The best run data can be found in:
results
folder contains log file with detailed agent results after each episode. It also contains the hyperparameters used.models
folder contains checkpoint file.
The follwing graph demonstrates the average reward (over 100 episodes) for different algorithms discussed above (and their combinations):
The parameters for these runs remained the same and can be found in settings.json
.
Several observations can be made:
- Prioritised replay buffer does not affect algorithm performance for this specific environment. Moreover, in some runs I have observed even worse performance (by less than 10%).

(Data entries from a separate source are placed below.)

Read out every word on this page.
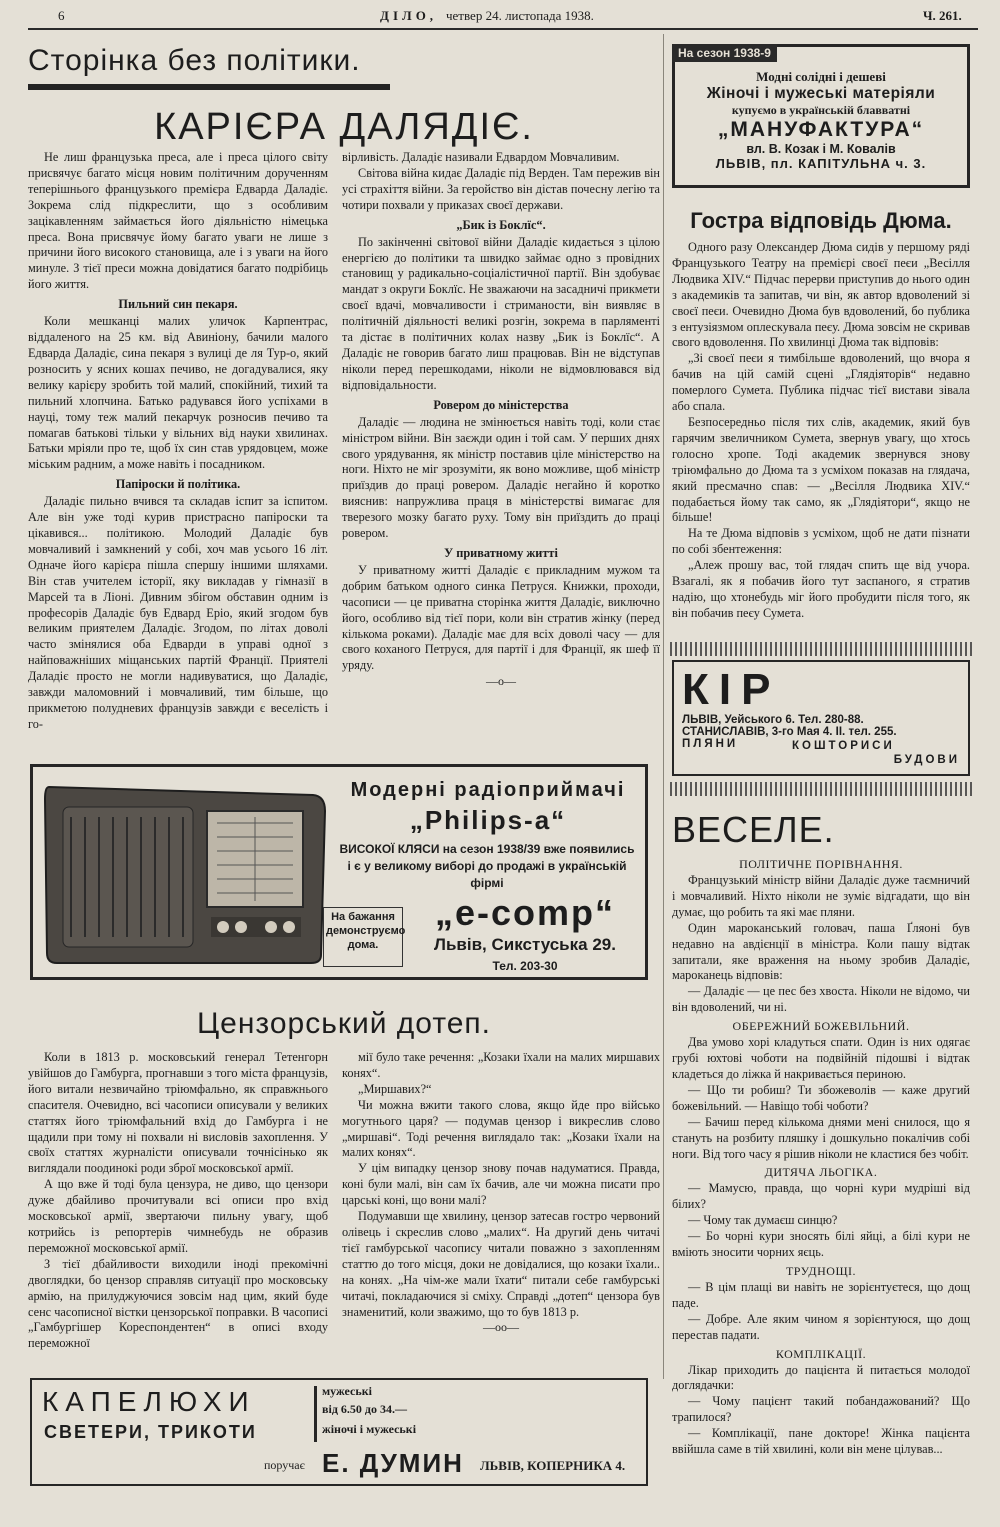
6	ДІЛО, четвер 24. листопада 1938.	Ч. 261.
Сторінка без політики.
КАРІЄРА ДАЛЯДІЄ.

Не лиш французька преса, але і преса цілого світу присвячує багато місця новим політичним дорученням теперішнього французького премієра Едварда Даладіє. Зокрема слід підкреслити, що з особливим зацікавленням займається його діяльністю німецька преса. Вона присвячує йому багато уваги не лише з причини його високого становища, але і з уваги на його минуле. З тієї преси можна довідатися багато подрібиць його життя.

Пильний син пекаря.

Коли мешканці малих уличок Карпентрас, віддаленого на 25 км. від Авиніону, бачили малого Едварда Даладіє, сина пекаря з вулиці де ля Тур-о, який розносить у ясних кошах печиво, не догадувалися, яку велику карієру зробить той малий, спокійний, тихий та пильний хлопчина. Батько радувався його успіхами в науці, тому теж малий пекарчук розносив печиво та помагав батькові тільки у вільних від науки хвилинах. Батьки мріяли про те, щоб їх син став урядовцем, може міським радним, а може навіть і посадником.

Папіроски й політика.

Даладіє пильно вчився та складав іспит за іспитом. Але він уже тоді курив пристрасно папіроски та цікавився... політикою. Молодий Даладіє був мовчаливий і замкнений у собі, хоч мав усього 16 літ. Одначе його карієра пішла спершу іншими шляхами. Він став учителем історії, яку викладав у гімназії в Марсей та в Ліоні. Дивним збігом обставин одним із професорів Даладіє був Едвард Еріо, який згодом був великим приятелем Даладіє. Згодом, по літах доволі часто змінялися оба Едварди в управі одної з найповажніших міщанських партій Франції. Приятелі Даладіє просто не могли надивуватися, що Даладіє, завжди маломовний і мовчаливий, тим більше, що прикметою полудневих французів завжди є веселість і го-

вірливість. Даладіє називали Едвардом Мовчаливим.

Світова війна кидає Даладіє під Верден. Там пережив він усі страхіття війни. За геройство він дістав почесну легію та чотири похвали у приказах своєї держави.

„Бик із Боклїс“.

По закінченні світової війни Даладіє кидається з цілою енергією до політики та швидко займає одно з провідних становищ у радикально-соціалістичної партії. Він здобуває мандат з округи Боклїс. Не зважаючи на засадничі прикмети своєї вдачі, мовчаливости і стриманости, він виявляє в політичній діяльності великі розгін, зокрема в парляменті та дістає в політичних колах назву „Бик із Боклїс“. А Даладіє не говорив багато лиш працював. Він не відступав ніколи перед перешкодами, ніколи не відмовлювався від відповідальности.

Ровером до міністерства

Даладіє — людина не змінюється навіть тоді, коли стає міністром війни. Він заєжди один і той сам. У перших днях свого урядування, як міністр поставив ціле міністерство на ноги. Ніхто не міг зрозуміти, як воно можливе, щоб міністр приїздив до праці ровером. Даладіє негайно й коротко вияснив: напружлива праця в міністерстві вимагає для тверезого мозку багато руху. Тому він приїздить до праці ровером.

У приватному житті

У приватному житті Даладіє є прикладним мужом та добрим батьком одного синка Петруся. Книжки, проходи, часописи — це приватна сторінка життя Даладіє, виключно його, особливо від тієї пори, коли він стратив жінку (перед кількома роками). Даладіє має для всіх доволі часу — для свого коханого Петруся, для партії і для Франції, як шеф її уряду.

—о—
На сезон 1938-9
Модні солідні і дешеві
Жіночі і мужеські матеріяли
купуємо в українській блавватні
„МАНУФАКТУРА“
вл. В. Козак і М. Ковалів
ЛЬВІВ, пл. КАПІТУЛЬНА ч. 3.
Гостра відповідь Дюма.

Одного разу Олександер Дюма сидів у першому ряді Французького Театру на премієрі своєї пеєи „Весілля Людвика XIV.“ Підчас перерви приступив до нього один з академиків та запитав, чи він, як автор вдоволений зі своєї пеєи. Очевидно Дюма був вдоволений, бо публика з ентузіязмом оплескувала пеєу. Дюма зовсім не скривав свого вдоволення. По хвилинці Дюма так відповів:

„Зі своєї пеєи я тимбільше вдоволений, що вчора я бачив на цій самій сцені „Глядіяторів“ недавно померлого Сумета. Публика підчас тієї вистави зівала або спала.

Безпосередньо після тих слів, академик, який був гарячим звеличником Сумета, звернув увагу, що хтось голосно хропе. Тоді академик звернувся знову тріюмфально до Дюма та з усміхом показав на глядача, який пресмачно спав: — „Весілля Людвика XIV.“ подабається йому так само, як „Глядіятори“, якщо не більше!

На те Дюма відповів з усміхом, щоб не дати пізнати по собі збентеження:

„Алеж прошу вас, той глядач спить ще від учора. Взагалі, як я побачив його тут заспаного, я стратив надію, що хтонебудь міг його пробудити після того, як він побачив пеєу Сумета.

КІР
ЛЬВІВ, Уейського 6. Тел. 280-88.
СТАНИСЛАВІВ, 3-го Мая 4. II. тел. 255.
ПЛЯНИ	КОШТОРИСИ
БУДОВИ
Модерні радіоприймачі
„Philips-a“
ВИСОКОЇ КЛЯСИ на сезон 1938/39 вже появились і є у великому виборі до продажі в українській фірмі
На бажання демонструємо дома.
„е-comp“
Львів, Сикстуська 29.
Тел. 203-30
Цензорський дотеп.

Коли в 1813 р. московський генерал Тетенгорн увійшов до Гамбурга, прогнавши з того міста французів, його витали незвичайно тріюмфально, як справжнього спасителя. Очевидно, всі часописи описували у великих статтях його тріюмфальний вхід до Гамбурга і не щадили при тому ні похвали ні висловів захоплення. У своїх статтях журналісти описували точнісінько як виглядали поодинокі роди зброї московської армії.

А що вже й тоді була цензура, не диво, що цензори дуже дбайливо прочитували всі описи про вхід московської армії, звертаючи пильну увагу, щоб котрийсь із репортерів чимнебудь не образив переможної московської армії.

З тієї дбайливости виходили іноді прекомічні двоглядки, бо цензор справляв ситуації про московську армію, на прилуджуючися зовсім над цим, який буде сенс часописної вістки цензорської поправки. В часописі „Гамбургішер Кореспондентен“ в описі входу переможної

мії було таке речення: „Козаки їхали на малих миршавих конях“.

„Миршавих?“

Чи можна вжити такого слова, якщо йде про військо могутнього царя? — подумав цензор і викреслив слово „миршаві“. Тоді речення виглядало так: „Козаки їхали на малих конях“.

У цім випадку цензор знову почав надуматися. Правда, коні були малі, він сам їх бачив, але чи можна писати про царські коні, що вони малі?

Подумавши ще хвилину, цензор затесав гостро червоний олівець і скреслив слово „малих“. На другий день читачі тієї гамбурської часопису читали поважно з захопленням статтю до того місця, доки не довідалися, що козаки їхали.. на конях. „На чім-же мали їхати“ питали себе гамбурські читачі, покладаючися зі сміху. Справді „дотеп“ цензора був знаменитий, коли зважимо, що то був 1813 р.

—оо—
КАПЕЛЮХИ
СВЕТЕРИ, ТРИКОТИ
мужеські
від 6.50 до 34.—
жіночі і мужеські
поручає Е. ДУМИН ЛЬВІВ, КОПЕРНИКА 4.
ВЕСЕЛЕ.
ПОЛІТИЧНЕ ПОРІВНАННЯ.

Французький міністр війни Даладіє дуже таємничий і мовчаливий. Ніхто ніколи не зуміє відгадати, що він думає, що робить та які має пляни.

Один мароканський головач, паша Ґляоні був недавно на авдієнції в міністра. Коли пашу відтак запитали, яке враження на ньому зробив Даладіє, мароканець відповів:

— Даладіє — це пес без хвоста. Ніколи не відомо, чи він вдоволений, чи ні.

ОБЕРЕЖНИЙ БОЖЕВІЛЬНИЙ.

Два умово хорі кладуться спати. Один із них одягає грубі юхтові чоботи на подвійній підошві і відтак кладеться до ліжка й накривається периною.

— Що ти робиш? Ти збожеволів — каже другий божевільний. — Навіщо тобі чоботи?

— Бачиш перед кількома днями мені снилося, що я стануть на розбиту пляшку і дошкульно покалічив собі ноги. Від того часу я рішив ніколи не кластися без чобіт.

ДИТЯЧА ЛЬОГІКА.

— Мамусю, правда, що чорні кури мудріші від білих?

— Чому так думаєш синцю?

— Бо чорні кури зносять білі яйці, а білі кури не вміють зносити чорних яєць.

ТРУДНОЩІ.

— В цім плащі ви навіть не зорієнтуєтеся, що дощ паде.

— Добре. Але яким чином я зорієнтуюся, що дощ перестав падати.

КОМПЛІКАЦІЇ.

Лікар приходить до пацієнта й питається молодої доглядачки:

— Чому пацієнт такий побандажований? Що трапилося?

— Комплікації, пане докторе! Жінка пацієнта ввійшла саме в тій хвилині, коли він мене цілував...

A replay buffer with uniform choice seems to be enough for this task.
- Double DDQN allows to get the fastest reward collection and get 13 points (black solid line on the graph) in about 200-250 episodes. This can also be tuned by adjusting the values of
epsilon
,tau
(target network update time constant) andlearning rate
). - All algorithms allow getting over 16 points on average in less than 1800 episodes. This satisfied the solution criteria.
Another interesting effect can be seen from the graph below:
I have made two separate runs with the same parameters but in the first case I kept learning rate fixed, whereas in the second case I decreased it after each episode by about 20%. This graph clearly shows how decreasing the learning rate helps agent to get more reward. The possible explanation is that lowering learning rate leads to smaller changes in Q network at later steps which helps convergence.
The following gif file shows one agent run where it manages to collect 20 bananas:
- Use Noisy Nets instead of e-greedy policy. This modification shows improvements over conventional e-greedy learning and reduces the number of hyperparameters to tune.
- Reward shaping. When the agent is trained enough getting 2nd banana after the 1st one is expected and almost always happens, whereas getting 21st banana after 20th is the achievement. Therefore, the agent could get higher reward in case of improving its result with respect to the expected one.